La Cour de cassation ne
vise pas ici un contrôle permanent au sens de vérifications comptables permanentes,
mais d’un devoir de vigilance permanent. En effet, ce qui est reproché à la FCN
est de ne pas avoir réagi après une augmentation massive – de l’ordre de 50 % –
et de ne pas avoir, par suite, entrepris les diligences qui s’imposaient.
Le quantum des augmentations
est ici important : l’arrêt précise que ce quantum, « qualifié de très
substantiel, aurait dû conduire la société FCN à effectuer des vérifications
plus approfondies, cependant que la rémunération du dirigeant avait déjà été
augmentée, certes dans des proportions moindres […] ».
En raisonnant
inversement, on peut estimer que, si le quantum de l’augmentation était resté
de l’ordre des 6-7 %, l’inertie de la FCN n’aurait, au moins, pas été qualifiée
de fautive.
C’est donc l’absence de
réaction face à une augmentation si drastique qui est ici critiquée ; la FCN
aurait dû remarquer une telle anomalie et en avertir les organes compétents
pour l’exercice 2009-2010, puis entreprendre des vérifications plus
approfondies pour l’exercice suivant. C’est donc un manque de vigilance qui est
d’abord reproché à la FCN, son inertie en étant le fruit.
Ainsi, la mission
permanente de contrôle s’entend bien ici d’un devoir de vigilance et non pas
d’une vérification comptable permanente. Il n’est pas reproché à la FCN de ne
pas avoir exercé des recherches approfondies pour déceler une anomalie mais
l’inverse, soit de ne pas avoir décelé l’anomalie et ne pas avoir entrepris les
recherches approfondies qui s’imposaient.
B. Une
négligence grossière justement condamnée
L’ultime point de désaccord de la FCN portait sur
l’engagement de sa responsabilité civile du fait de l’infraction commise par le
dirigeant. Là encore, la société tente de se retrancher derrière sa croyance en
la ratification des décisions du dirigeant, l’exonérant de toute diligence,
mais de tels arguments ne peuvent pas convaincre, et ne convaincront pas.
D’une part, la ratification n’est pas possible, ce que
rappelle la Cour au début de sa réponse ; d’autre part, une telle ratification
eut-elle été admise, le quantum de l’augmentation est tel qu’il aurait tout de
même dû alerter le commissaire aux comptes et le conduire à procéder à des
vérifications. Dès lors, sa négligence est nécessairement fautive, et c’est en
toute logique que sa responsabilité se trouve engagée.
Thibault Heitz,
Étudiant de M2 Droit de l’Entreprise – Besançon.

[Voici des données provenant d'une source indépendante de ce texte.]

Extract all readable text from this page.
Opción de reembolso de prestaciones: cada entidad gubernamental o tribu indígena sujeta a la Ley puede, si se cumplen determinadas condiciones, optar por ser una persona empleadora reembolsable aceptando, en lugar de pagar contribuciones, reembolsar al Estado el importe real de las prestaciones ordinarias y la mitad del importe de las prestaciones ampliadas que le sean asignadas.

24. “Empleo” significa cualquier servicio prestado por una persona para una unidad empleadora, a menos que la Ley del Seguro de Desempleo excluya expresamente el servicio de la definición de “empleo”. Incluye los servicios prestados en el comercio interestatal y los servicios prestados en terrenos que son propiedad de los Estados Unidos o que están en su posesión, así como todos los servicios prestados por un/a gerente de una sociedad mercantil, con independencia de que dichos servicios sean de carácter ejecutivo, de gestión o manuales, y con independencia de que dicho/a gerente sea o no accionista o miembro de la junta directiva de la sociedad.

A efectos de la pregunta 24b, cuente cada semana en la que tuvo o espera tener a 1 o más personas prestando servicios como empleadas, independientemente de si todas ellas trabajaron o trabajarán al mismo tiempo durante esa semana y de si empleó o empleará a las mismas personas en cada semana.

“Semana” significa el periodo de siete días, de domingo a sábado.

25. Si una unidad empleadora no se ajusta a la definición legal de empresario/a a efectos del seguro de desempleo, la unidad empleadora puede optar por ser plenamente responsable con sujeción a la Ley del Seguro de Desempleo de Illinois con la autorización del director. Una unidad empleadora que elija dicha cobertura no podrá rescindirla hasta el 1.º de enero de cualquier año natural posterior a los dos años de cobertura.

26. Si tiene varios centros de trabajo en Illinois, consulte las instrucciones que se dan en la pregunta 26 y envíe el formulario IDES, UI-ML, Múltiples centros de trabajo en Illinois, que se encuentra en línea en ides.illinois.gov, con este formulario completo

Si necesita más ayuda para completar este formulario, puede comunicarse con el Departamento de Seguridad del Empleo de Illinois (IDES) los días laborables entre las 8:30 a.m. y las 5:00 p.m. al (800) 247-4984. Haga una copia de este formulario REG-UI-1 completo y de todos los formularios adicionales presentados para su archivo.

Partenariat entre l’Université de
Franche-Comté et le Journal Spécial des Sociétés
L’Université de Franche-Comté et le Journal Spécial
des Sociétés ont mis en place un partenariat concernant la rédaction régulière
de commentaires d’arrêts ou de décisions de jurisprudence par les étudiants du
master Droit de l’Entreprise. Ces commentaires sont rédigés par les étudiants,
sous le contrôle et la supervision du professeur Jean-Pierre Legros, directeur
du master Droit de l’entreprise.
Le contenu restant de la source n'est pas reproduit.